In the context of sepsis, there is no clarity about the mechanisms that cause metabolic acidosis, since aspects of the underlying pathophysiological process and the treatment put in place may be involved. Mechanisms include lactic acidosis, kidney failure, ketoacidosis, hyperchloremia, among others. 12,29 In this research the highest frequency of the "metabolic acidosis" category was caused by elevated SIG, that is, non-measurable anions according to the physicochemical approach. However, the most notable feature of the Stewart model categorization was the presence of more than one physiopathological alteration in the same patient, in whom different mechanisms of "acidosis" were identified and mechanisms of "acidosis and alkalosis" were also combined; all this is difficult to interpret in terms of their physiological meaning and temporality.

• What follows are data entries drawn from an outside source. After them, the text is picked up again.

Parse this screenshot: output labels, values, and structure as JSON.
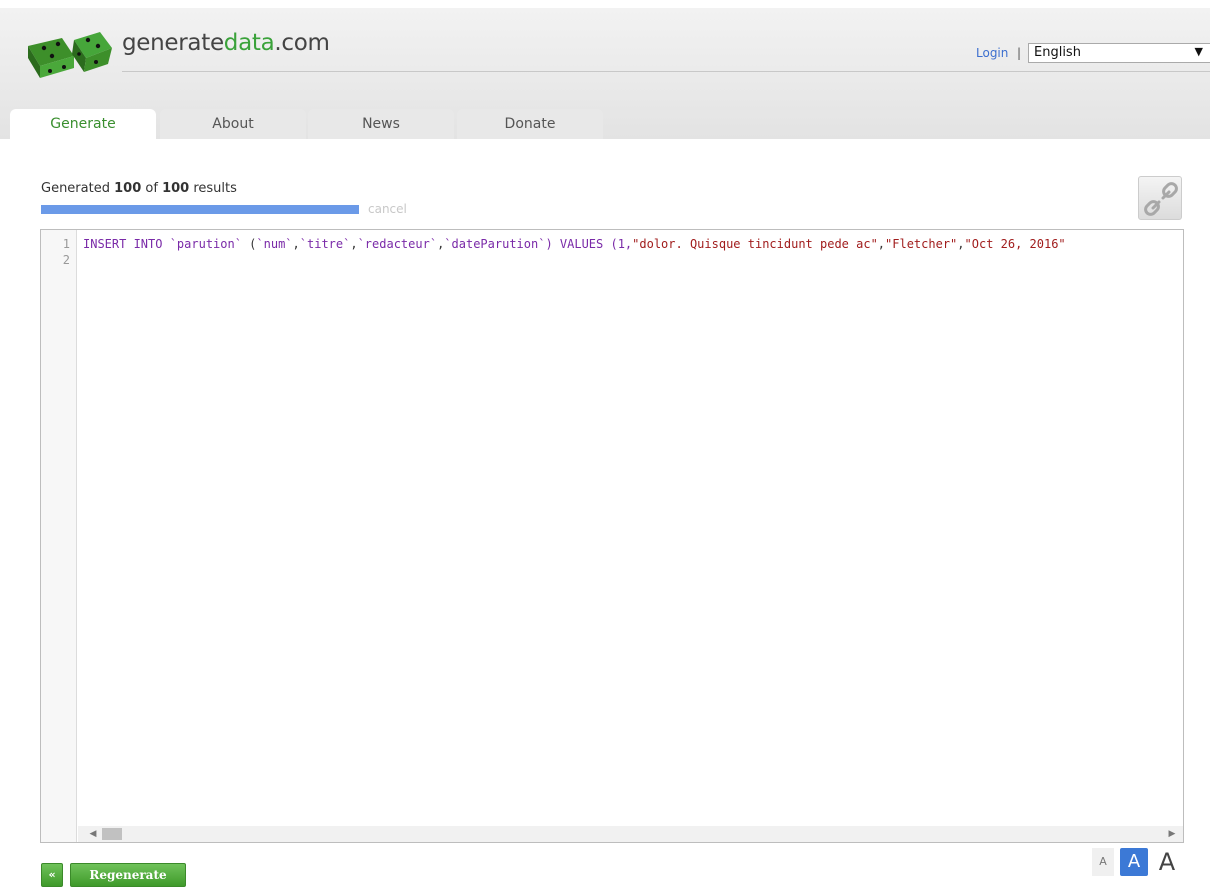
{
  "header": {
    "site_name_prefix": "generate",
    "site_name_accent": "data",
    "site_name_suffix": ".com",
    "login_label": "Login",
    "separator": "|",
    "language": "English",
    "logo_icon": "green-dice-icon"
  },
  "tabs": [
    {
      "label": "Generate",
      "active": true
    },
    {
      "label": "About",
      "active": false
    },
    {
      "label": "News",
      "active": false
    },
    {
      "label": "Donate",
      "active": false
    }
  ],
  "status": {
    "prefix": "Generated",
    "generated": "100",
    "middle": "of",
    "total": "100",
    "suffix": "results",
    "progress_fraction": 1.0,
    "cancel_label": "cancel"
  },
  "editor": {
    "line_numbers": [
      "1",
      "2"
    ],
    "line1": {
      "t1": "INSERT INTO ",
      "t2": "`parution`",
      "t3": " (",
      "t4": "`num`",
      "t5": ",",
      "t6": "`titre`",
      "t7": ",",
      "t8": "`redacteur`",
      "t9": ",",
      "t10": "`dateParution`",
      "t11": ") VALUES (1,",
      "t12": "\"dolor. Quisque tincidunt pede ac\"",
      "t13": ",",
      "t14": "\"Fletcher\"",
      "t15": ",",
      "t16": "\"Oct 26, 2016\""
    }
  },
  "controls": {
    "back_label": "«",
    "regenerate_label": "Regenerate",
    "font_small": "A",
    "font_medium": "A",
    "font_large": "A"
  },
  "colors": {
    "accent_green": "#3aa23a",
    "progress_blue": "#6b9ae8",
    "link_blue": "#3c6fcf",
    "font_selected_blue": "#3c79d6"
  }
}
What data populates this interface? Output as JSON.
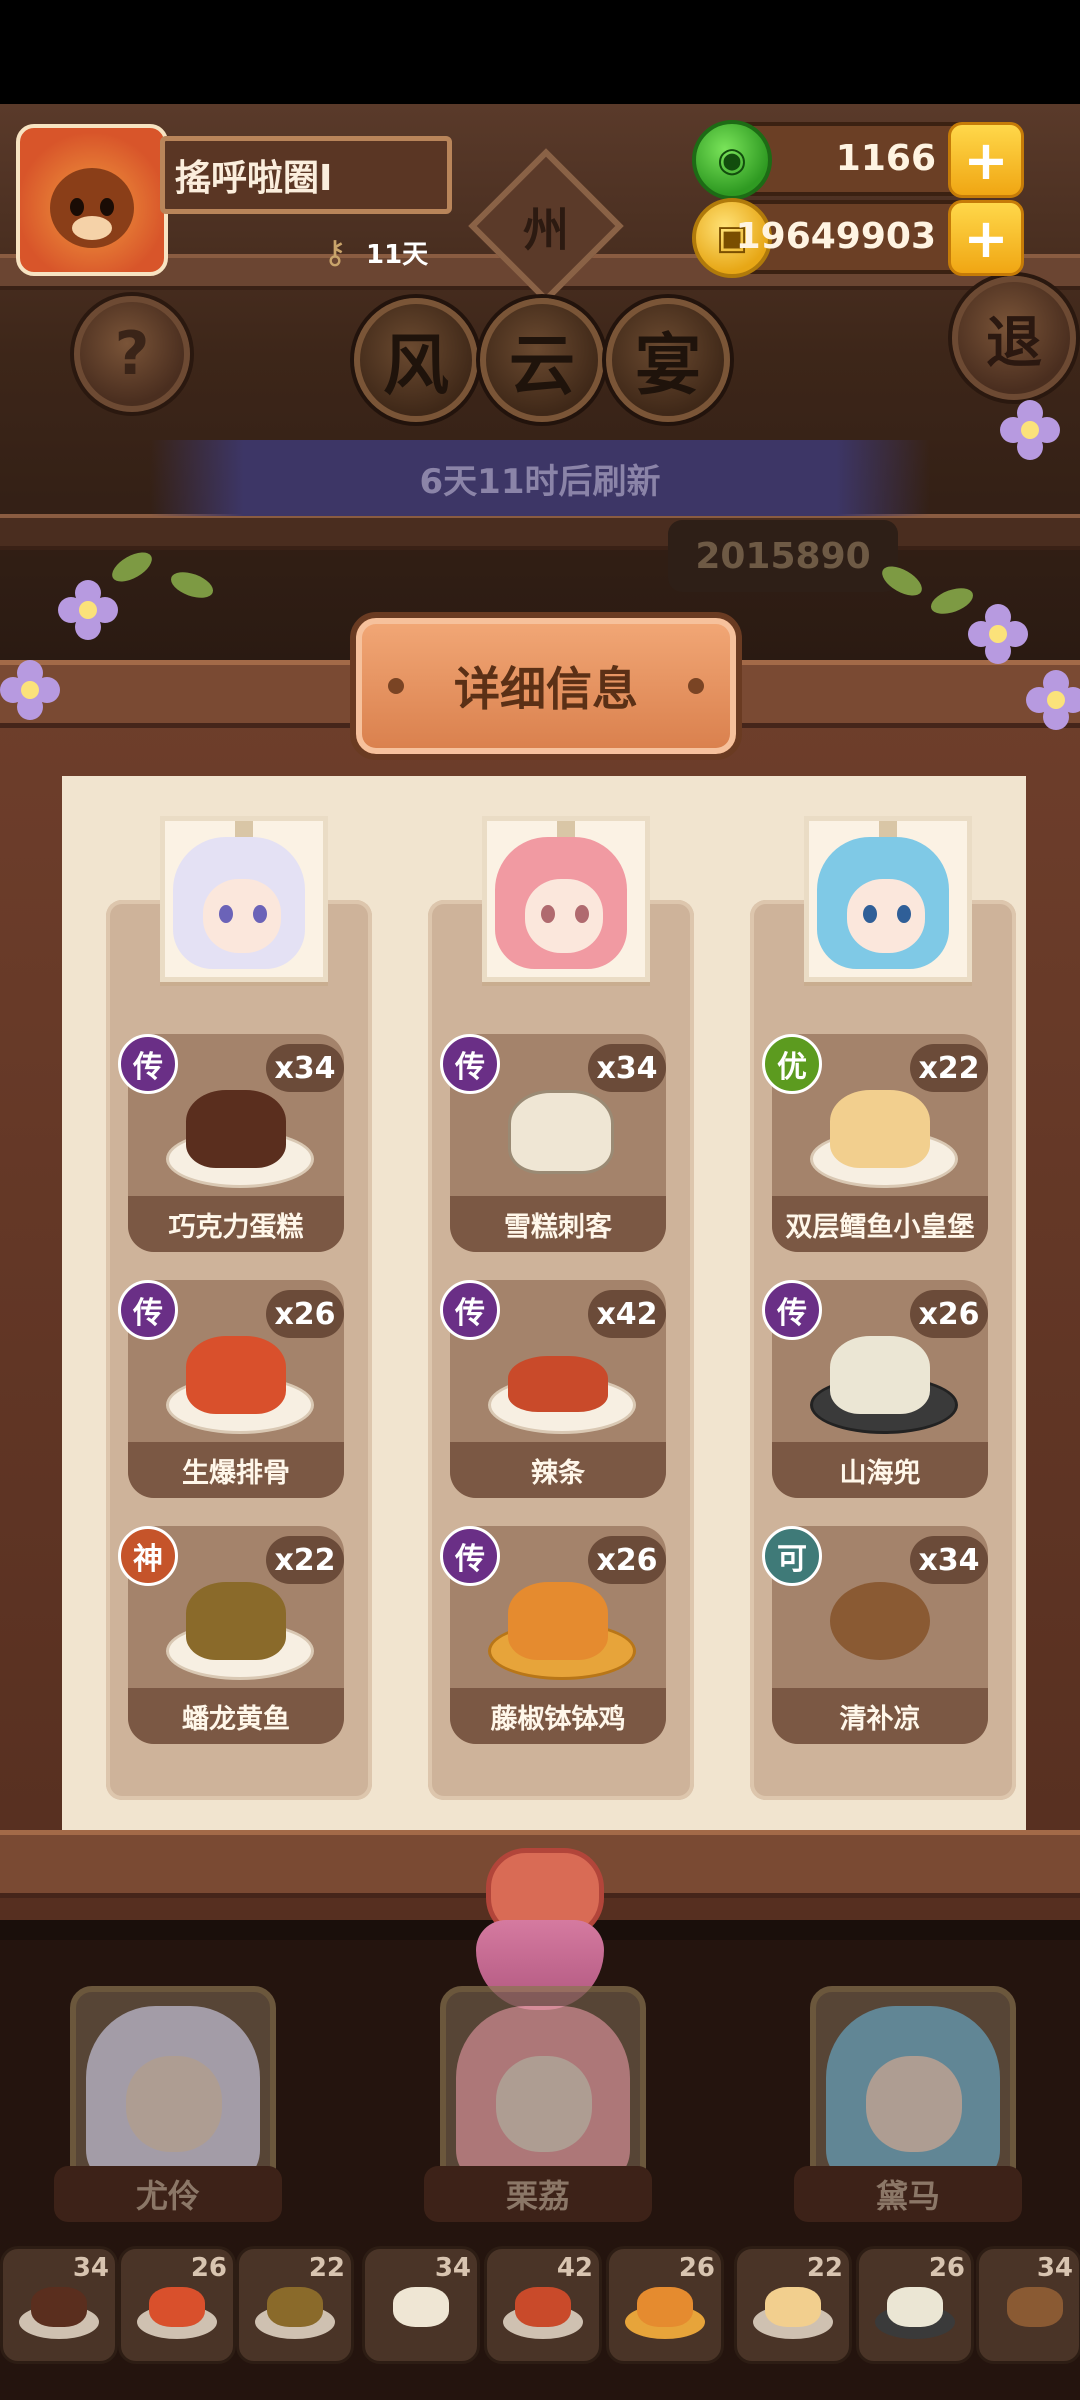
{
  "player": {
    "name": "搖呼啦圈I",
    "days": "11天"
  },
  "currency": {
    "jade": "1166",
    "gold": "19649903"
  },
  "top": {
    "sign": "州",
    "title_chars": [
      "风",
      "云",
      "宴"
    ],
    "refresh": "6天11时后刷新",
    "score": "2015890",
    "help_label": "?",
    "exit_label": "退"
  },
  "panel": {
    "title": "详细信息",
    "columns": [
      {
        "dishes": [
          {
            "grade": "传",
            "count": "x34",
            "name": "巧克力蛋糕"
          },
          {
            "grade": "传",
            "count": "x26",
            "name": "生爆排骨"
          },
          {
            "grade": "神",
            "count": "x22",
            "name": "蟠龙黄鱼"
          }
        ]
      },
      {
        "dishes": [
          {
            "grade": "传",
            "count": "x34",
            "name": "雪糕刺客"
          },
          {
            "grade": "传",
            "count": "x42",
            "name": "辣条"
          },
          {
            "grade": "传",
            "count": "x26",
            "name": "藤椒钵钵鸡"
          }
        ]
      },
      {
        "dishes": [
          {
            "grade": "优",
            "count": "x22",
            "name": "双层鳕鱼小皇堡"
          },
          {
            "grade": "传",
            "count": "x26",
            "name": "山海兜"
          },
          {
            "grade": "可",
            "count": "x34",
            "name": "清补凉"
          }
        ]
      }
    ]
  },
  "characters": [
    "尤伶",
    "栗荔",
    "黛马"
  ],
  "bottom_dishes": [
    "34",
    "26",
    "22",
    "34",
    "42",
    "26",
    "22",
    "26",
    "34"
  ],
  "colors": {
    "grade_legend": "#6a2f86",
    "grade_god": "#c5542a",
    "grade_good": "#5c9b1f",
    "grade_ok": "#3f7a78"
  }
}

Noritomi et al.23 found that metabolic acidosis was explained by a difference in inorganic ions, reduced mainly by severe hyperchloremia and elevated SIG, while Mallat et al.13 found that 70% of patients had an increase in SIG and chlorine (most with a concomitant increase in SIG). The average SIG and SIDe values found in the latter study (28.9 mEq/L and 12.09 mEq/L, respectively) were similar to those found in this investigation. Unlike the previous ones, this study did not report a large amount of patients with low SIG and hyperchloremia; in addition, it was not possible to correlate this fact to the amount of crystalloids previously received as it was not a documented variable. Studies of this type identify the individual mechanisms of acid-base alteration by physicochemical approach; this is often regarded as an advantage of the physicochemical model over the traditional one. Nevertheless, it should be noted that identifying such mechanisms has not so far translated into specific therapeutic actions in most cases.
The nature of this study does not allow making hypotheses or novel approaches from a physiological perspective. Still, recent publications discuss the clinical approach to ABB based on traditional methods 30-32, but the physiological understanding of ABB and its alterations are far from being a completely understood subject. Researches around the topic of water dissociation as a mechanistic explanation of [H+] alteration, in orders of nanomolar magnitude 33 , mathematical models of intra- and extracellular pH regulation 34 and advances in the understanding of intra- and extracellular pH sensors 35, as well as ion management in the kidneys 36,37, are some examples of how this field advances to achieve a better physiological understanding of the topic.
This study has several limitations. First, as noted above, there was no evaluation of healthy subjects to define ranges of normality; however, the ranges used are similar to the normality values of studies done in intensive care units, and although there may be small variations depending on the population, they may not be as relevant when categorizing the patient. It was also not possible to characterize in this study the hydroelectrolytic management received before admission to the ICU, partly because many patients were referred from another institution, so the data was not obtained.
Conclusions
The physicochemical model leads to diagnose more patients with ABB disorders. Consequently, all patients had acidosis and metabolic alkalosis, and the most frequent proposed mechanism of acidosis was elevated SIG. The nature of these disorders and their clinical significance are yet to be defined.